Com ASCOM PN-DST/Aids

As mulheres brasileiras estão antecipando o início da vida sexual e está diminuindo o número de meninas jovens que são virgens. As conclusões são da Pesquisa Nacional de Demografia e Saúde 2006, realizada com recursos do Ministério da Saúde. Os dados mostram que 32,6% das entrevistadas tiveram relações sexuais antes dos 15 anos, índice quase três vezes maior que o registrado em estudo semelhante, realizado em 1996 (11%). Nesses dez anos, o número de mulheres de 15 a 19 anos sem vida sexual ativa caiu de 67,2% para 44,8%.

A pesquisa desenvolvida pelo Centro Brasileiro de Análise e Planejamento (CEBRAP), sob orientação do Instituto Brasileiro de Opinião e Estatística (IBOPE), traça um perfil das mulheres em idade fértil moradoras de áreas urbanas e rurais. Foram entrevistadas 56.365 pessoas, residentes em 14.617 domicílios.

A análise dos números indica que a contracepção e a prevenção das doenças sexualmente transmissíveis e aids são desafios a serem enfrentados desde o início da vida sexual. O estudo revelou, ainda, o aumento do uso do preservativo em mulheres de todas as faixas etárias – passou de 4% (1996) para 12% (2006). Entre as jovens sexualmente ativas de 15 a 19 anos, 66% já haviam usado algum método contraceptivo. Preservativo (33%), pílula (27%) e anticoncepcionais injetáveis (5%) foram os mais utilizados.
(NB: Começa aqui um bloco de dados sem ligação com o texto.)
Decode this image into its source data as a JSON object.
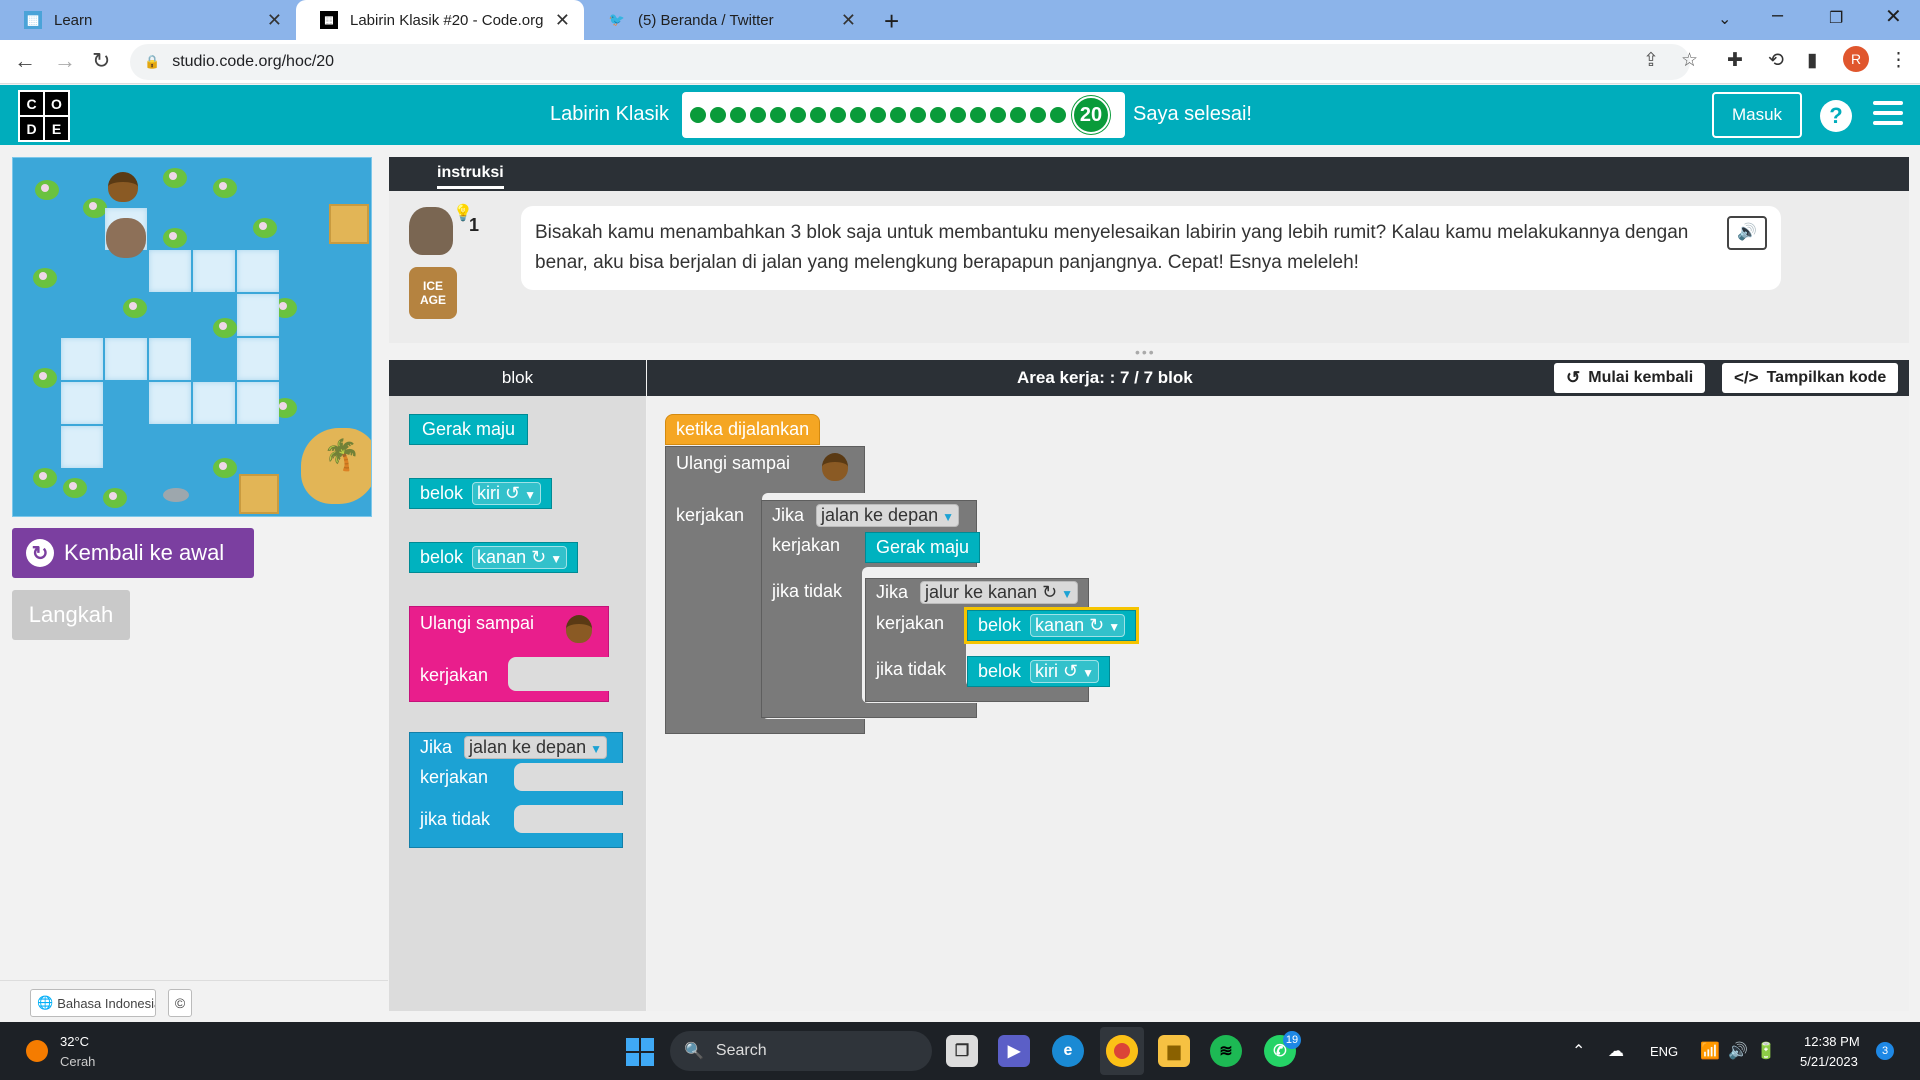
{
  "browser": {
    "tabs": [
      {
        "title": "Learn",
        "active": false,
        "icon": "learn-favicon"
      },
      {
        "title": "Labirin Klasik #20 - Code.org",
        "active": true,
        "icon": "code-org-favicon"
      },
      {
        "title": "(5) Beranda / Twitter",
        "active": false,
        "icon": "twitter-favicon"
      }
    ],
    "url": "studio.code.org/hoc/20",
    "profile_initial": "R"
  },
  "header": {
    "logo_letters": [
      "C",
      "O",
      "D",
      "E"
    ],
    "level_title": "Labirin Klasik",
    "total_dots": 19,
    "current_level": "20",
    "done_label": "Saya selesai!",
    "signin_label": "Masuk",
    "help_label": "?"
  },
  "game": {
    "reset_label": "Kembali ke awal",
    "step_label": "Langkah"
  },
  "footer": {
    "language": "Bahasa Indonesia",
    "copyright": "©"
  },
  "instructions": {
    "tab_label": "instruksi",
    "hint_count": "1",
    "ice_age_logo": "ICE AGE",
    "text": "Bisakah kamu menambahkan 3 blok saja untuk membantuku menyelesaikan labirin yang lebih rumit? Kalau kamu melakukannya dengan benar, aku bisa berjalan di jalan yang melengkung berapapun panjangnya. Cepat! Esnya meleleh!"
  },
  "editor": {
    "toolbox_label": "blok",
    "workspace_label": "Area kerja: : 7 / 7 blok",
    "restart_label": "Mulai kembali",
    "show_code_label": "Tampilkan kode",
    "toolbox_blocks": {
      "move": "Gerak maju",
      "turn": "belok",
      "left": "kiri ↺",
      "right": "kanan ↻",
      "repeat": "Ulangi sampai",
      "do": "kerjakan",
      "if": "Jika",
      "path_ahead": "jalan ke depan",
      "else": "jika tidak"
    },
    "program": {
      "when_run": "ketika dijalankan",
      "repeat": "Ulangi sampai",
      "do": "kerjakan",
      "if": "Jika",
      "path_ahead": "jalan ke depan",
      "move": "Gerak maju",
      "else": "jika tidak",
      "path_right": "jalur ke kanan ↻",
      "turn": "belok",
      "right": "kanan ↻",
      "left": "kiri ↺"
    }
  },
  "taskbar": {
    "temperature": "32°C",
    "condition": "Cerah",
    "search": "Search",
    "whatsapp_badge": "19",
    "language": "ENG",
    "time": "12:38 PM",
    "date": "5/21/2023",
    "notifications": "3"
  }
}
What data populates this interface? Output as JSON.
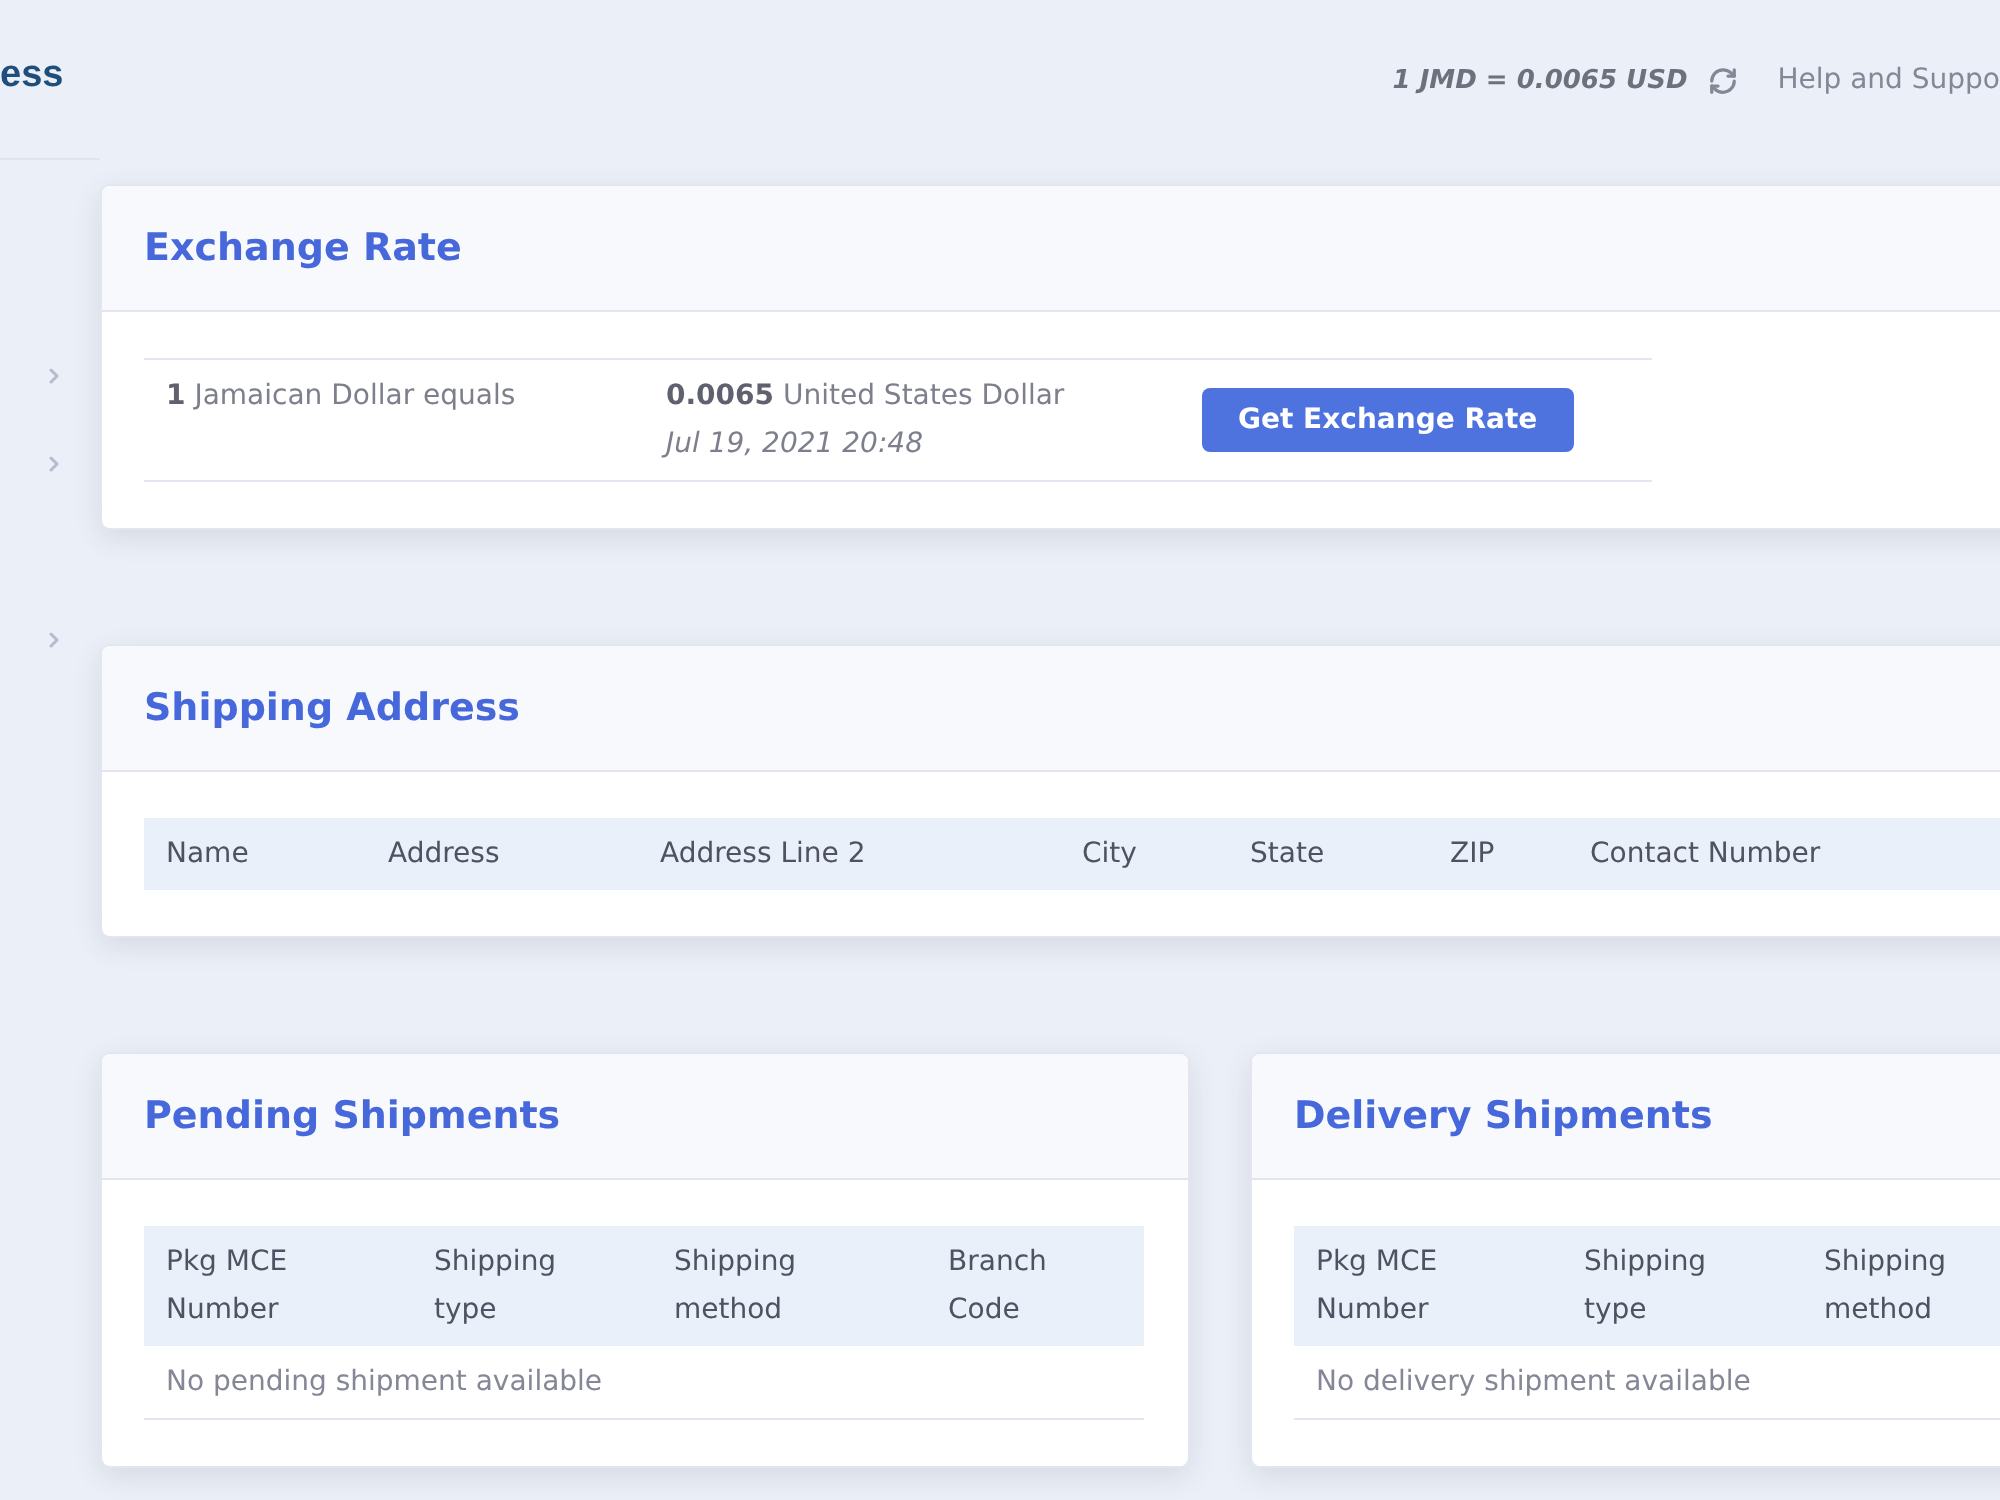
{
  "sidebar": {
    "logo": "ess",
    "groups": [
      {
        "items": [
          {
            "expanded": false
          },
          {
            "expanded": false
          }
        ]
      },
      {
        "items": [
          {
            "expanded": false
          }
        ]
      }
    ]
  },
  "topbar": {
    "rate": "1 JMD = 0.0065 USD",
    "help_link": "Help and Suppo"
  },
  "exchange_rate": {
    "title": "Exchange Rate",
    "from": "**1** Jamaican Dollar equals",
    "to": "**0.0065** United States Dollar",
    "updated": "Jul 19, 2021 20:48",
    "button": "Get Exchange Rate"
  },
  "shipping_address": {
    "title": "Shipping Address",
    "columns": [
      "Name",
      "Address",
      "Address Line 2",
      "City",
      "State",
      "ZIP",
      "Contact Number"
    ]
  },
  "pending_shipments": {
    "title": "Pending Shipments",
    "columns": [
      "Pkg MCE Number",
      "Shipping type",
      "Shipping method",
      "Branch Code"
    ],
    "empty_message": "No pending shipment available"
  },
  "delivery_shipments": {
    "title": "Delivery Shipments",
    "columns": [
      "Pkg MCE Number",
      "Shipping type",
      "Shipping method"
    ],
    "empty_message": "No delivery shipment available"
  }
}
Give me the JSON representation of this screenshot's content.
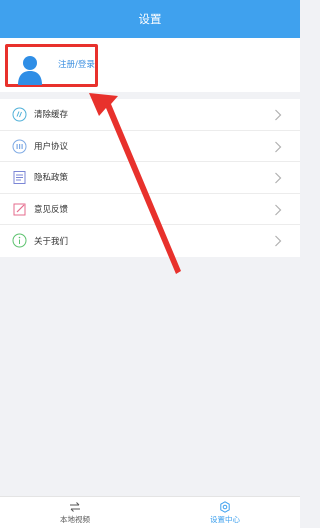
{
  "header": {
    "title": "设置"
  },
  "profile": {
    "label": "注册/登录"
  },
  "menu": {
    "items": [
      {
        "label": "清除缓存",
        "icon": "clear-cache-icon"
      },
      {
        "label": "用户协议",
        "icon": "user-agreement-icon"
      },
      {
        "label": "隐私政策",
        "icon": "privacy-policy-icon"
      },
      {
        "label": "意见反馈",
        "icon": "feedback-icon"
      },
      {
        "label": "关于我们",
        "icon": "about-us-icon"
      }
    ]
  },
  "tabs": [
    {
      "label": "本地视频",
      "icon": "swap-arrows-icon",
      "active": false
    },
    {
      "label": "设置中心",
      "icon": "gear-icon",
      "active": true
    }
  ],
  "colors": {
    "accent": "#3fa1ee",
    "highlight": "#e8312c"
  }
}
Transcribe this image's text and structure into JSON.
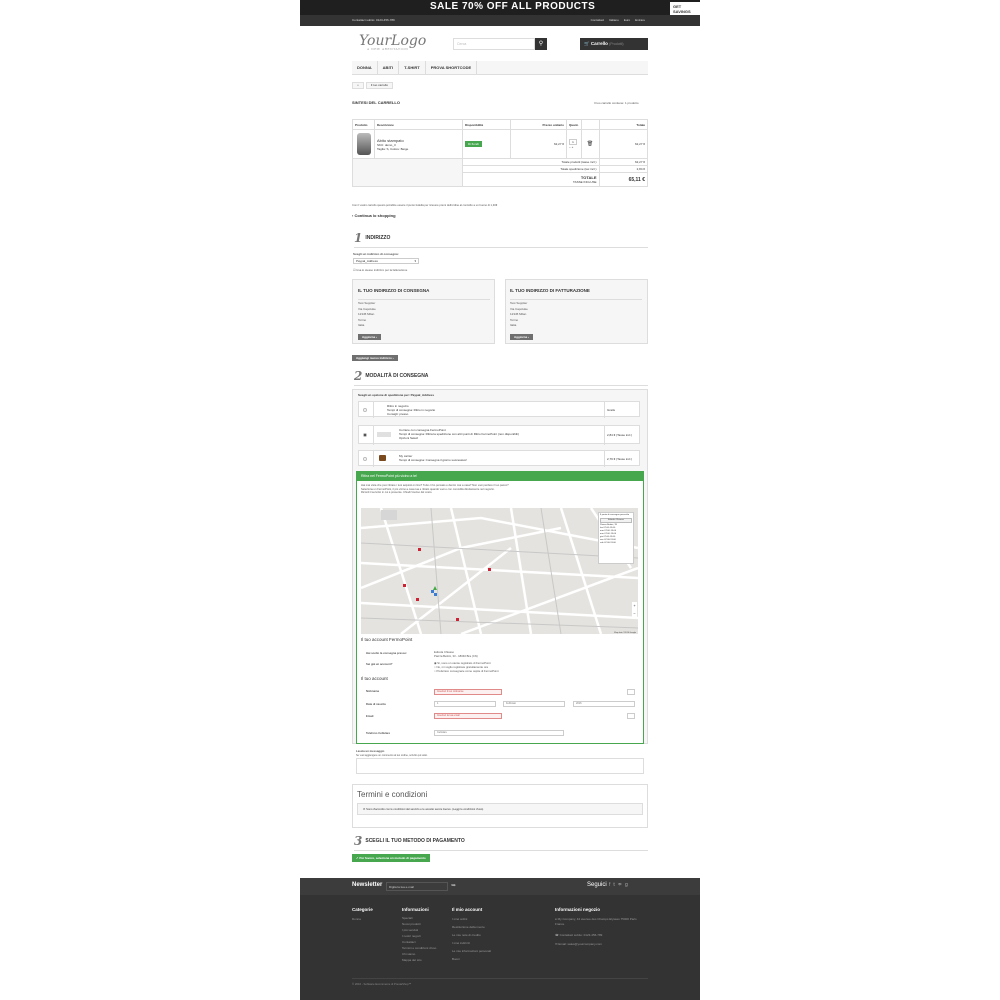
{
  "banner": {
    "text": "SALE 70% OFF ALL PRODUCTS",
    "button": "GET SAVINGS NOW"
  },
  "topnav": {
    "contact": "Contattaci subito: 0123-456-789",
    "links": [
      "Contattaci",
      "Italiano",
      "Euro",
      "Entrare"
    ]
  },
  "header": {
    "logo": "YourLogo",
    "tagline": "A NEW ARENTATION",
    "search_placeholder": "Cerca",
    "search_icon": "magnifier",
    "cart_label": "Carrello",
    "cart_sub": "(Prodotti)"
  },
  "menu": [
    "DONNA",
    "ABITI",
    "T-SHIRT",
    "PROVA SHORTCODE"
  ],
  "breadcrumb": {
    "home_icon": "home",
    "current": "Il tuo carrello"
  },
  "summary": {
    "title": "SINTESI DEL CARRELLO",
    "count": "Il tuo carrello contiene: 1 prodotto"
  },
  "cart": {
    "headers": [
      "Prodotto",
      "Descrizione",
      "Disponibilità",
      "Prezzo unitario",
      "Quant.",
      "",
      "Totale"
    ],
    "item": {
      "name": "Abito stampato",
      "ref": "SKU: demo_3",
      "attrs": "Taglia: S, Colore: Beige",
      "stock": "Di fiondi",
      "unit": "62,27 €",
      "qty": "1",
      "total": "62,27 €"
    },
    "totals": [
      {
        "label": "Totale prodotti (tasse incl.)",
        "value": "62,27 €"
      },
      {
        "label": "Totale spedizione (tax incl.)",
        "value": "2,84 €"
      }
    ],
    "grand_label": "TOTALE",
    "grand_sub": "TASSE INCLUSE",
    "grand_value": "65,11 €"
  },
  "note": "Con il vostro carrello questo potrebbe essere il punto fedeltà per ricevere premi dell'ordine al controllo a un buono di 1,30€",
  "continue": "Continua lo shopping",
  "step1": {
    "num": "1",
    "title": "INDIRIZZO",
    "choose": "Scegli un indirizzo di consegna:",
    "select": "Paypal_Address",
    "checkbox": "Usa lo stesso indirizzo per la fatturazione",
    "ship_title": "IL TUO INDIRIZZO DI CONSEGNA",
    "bill_title": "IL TUO INDIRIZZO DI FATTURAZIONE",
    "address": [
      "Test Supplier",
      "Via Capoluke",
      "12345 Milan",
      "Torino",
      "Italia"
    ],
    "update": "Aggiorna",
    "add_new": "Aggiungi nuovo indirizzo"
  },
  "step2": {
    "num": "2",
    "title": "MODALITÀ DI CONSEGNA",
    "choose": "Scegli un opzione di spedizione per: Paypal_Address",
    "carriers": [
      {
        "name": "Ritiro in negozio",
        "desc": "Tempi di consegna: Ritiro in negozio",
        "extra": "Consigli: presso",
        "price": "Gratis"
      },
      {
        "name": "Corriere con consegna FermoPoint",
        "desc": "Tempi di consegna: Ritira la spedizione con altri punti di Ritiro FermoPoint (non disponibili)",
        "extra": "Opzioni Selezi",
        "price": "2,84 € (Tasse incl.)"
      },
      {
        "name": "My carrier",
        "desc": "Tempi di consegna: Consegna il giorno successivo!",
        "extra": "",
        "price": "2,79 € (Tasse incl.)"
      }
    ],
    "fp_header": "Ritira nel FermoPoint più vicino a te!",
    "fp_text": [
      "Hai mai vista che puoi ritirare i tuoi acquisti on line? Tutto ci ho pensato e dentro mai a casa? Non vuoi perdere il tuo pacco?",
      "Seleziona un FermoPoint, il più vicino a casa tua e ritiralo quando vuoi e con comodità direttamente nel negozio.",
      "Ricordi il servizio in cui è presente. Chiudi! Avviso del costo."
    ],
    "map_info": {
      "heading": "Il punto di consegna prescelto",
      "point": "Edicola Chiasso",
      "addr": "Piazza Bettini, 33",
      "hours": [
        "lun 07:00-13:00",
        "mar 07:00-13:00",
        "mer 07:00-13:00",
        "gio 07:00-13:00",
        "ven 07:00-13:00",
        "sab 07:00-13:00"
      ]
    },
    "map_credit": "Map data ©2016 Google",
    "account_title": "Il tuo account FermoPoint",
    "consegna_label": "Hai scelto la consegna presso:",
    "consegna_value": "Edicola Chiasso",
    "consegna_addr": "Piazza Bettini, 33 - 18040 Bra (CN)",
    "registered_label": "Sei già un account?",
    "options": [
      "Sì, sono un utente registrato di FermoPoint",
      "No, mi voglio registrare gratuitamente ora",
      "Preferisco consegnare come ospite di FermoPoint"
    ],
    "your_account": "Il tuo account",
    "fields": [
      {
        "label": "Nickname",
        "value": "Inserisci il tuo nickname"
      },
      {
        "label": "Data di nascita",
        "value": "1"
      },
      {
        "label": "Email",
        "value": "Inserisci la tua email"
      },
      {
        "label": "Telefono Cellulare",
        "value": "Cellulare"
      }
    ],
    "month": "Febbraio",
    "year": "2016",
    "message_label": "Lascia un messaggio",
    "message_hint": "Se vuoi aggiungere un commento al tuo ordine, scrivilo qui sotto."
  },
  "terms": {
    "title": "Termini e condizioni",
    "text": "Sono d'accordo con le condizioni del servizio e le accetto senza riserve. (Leggi le condizioni d'uso)"
  },
  "step3": {
    "num": "3",
    "title": "SCEGLI IL TUO METODO DI PAGAMENTO",
    "button": "Per favore, seleziona un metodo di pagamento"
  },
  "footer": {
    "newsletter": "Newsletter",
    "newsletter_placeholder": "Digita la tua e-mail",
    "follow": "Seguici",
    "cols": [
      {
        "h": "Categorie",
        "items": [
          "Donna"
        ]
      },
      {
        "h": "Informazioni",
        "items": [
          "Speciali",
          "Nuovi prodotti",
          "I più venduti",
          "I nostri negozi",
          "Contattaci",
          "Termini e condizioni d'uso",
          "Chi siamo",
          "Mappa del sito"
        ]
      },
      {
        "h": "Il mio account",
        "items": [
          "I miei ordini",
          "Restituzione della merce",
          "Le mie note di credito",
          "I miei indirizzi",
          "Le mie informazioni personali",
          "Buoni"
        ]
      },
      {
        "h": "Informazioni negozio",
        "items": [
          "My Company, 42 avenue des Champs Elysées 75000 Paris France",
          "Contattaci subito: 0123-456-789",
          "Email: sales@yourcompany.com"
        ]
      }
    ],
    "copyright": "© 2016 - Software Ecommerce di PrestaShop™"
  }
}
Aids cresce em mulheres – A tendência de redução da idade de início da vida sexual em mulheres já havia sido considerada no Plano Integrado de Enfrentamento da Feminização da Epidemia de Aids e outras DST, lançado em março de 2007. Dois fatores básicos levaram à construção do documento: o aumento de 82% no número de casos de aids registrados no sexo feminino, entre 1995 (7.280 casos) e 2005 (13.249); e os cenários de vulnerabilidade das mulheres ao HIV.

De acordo com o Programa Conjunto das Nações Unidas sobre HIV e Aids (UNAIDS), metade dos 33 milhões de infectados pelo HIV em todo mundo são mulheres. Na África, elas representam 60%. Segundo o UNAIDS, a desigualdade de gênero e todas as formas de violência contra as mulheres são fatores determinantes para o crescimento da vulnerabilidade feminina à doença.

Essas desigualdades ficam mais claras nas relações de poder entre homens e mulheres, na menor capacidade que as mulheres têm para negociar o uso do preservativo e tomar as decisões que envolvem a sua vida sexual e reprodutiva, além da violência doméstica e sexual praticada contra mulheres e meninas.

Discriminação e preconceito de raça, etnia e orientação sexual e falta de percepção das mulheres sobre o risco de infecção pelo HIV completam a lista de vulnerabilidades. Nesse contexto, inserem-se as transexuais, que pela primeira vez são oficialmente reconhecidas como mulheres. Esse grupo, além de todas as vulnerabilidades características do público feminino, também está exposto aos efeitos da homofobia.

Acesso ao diagnóstico – Uma das principais metas do Plano diz respeito ao acesso ao diagnóstico do HIV. A previsão é dobrar, nos próximos anos, o percentual de mulheres que já realizaram teste anti-HIV, dos atuais 35% para 70%, dando seqüência ao significativo avanço observado entre 1998 e 2005, quando o índice passou de 17% para 33%. O resultado é explicado, em grande parte, pelo aumento da realização do teste no pré-natal.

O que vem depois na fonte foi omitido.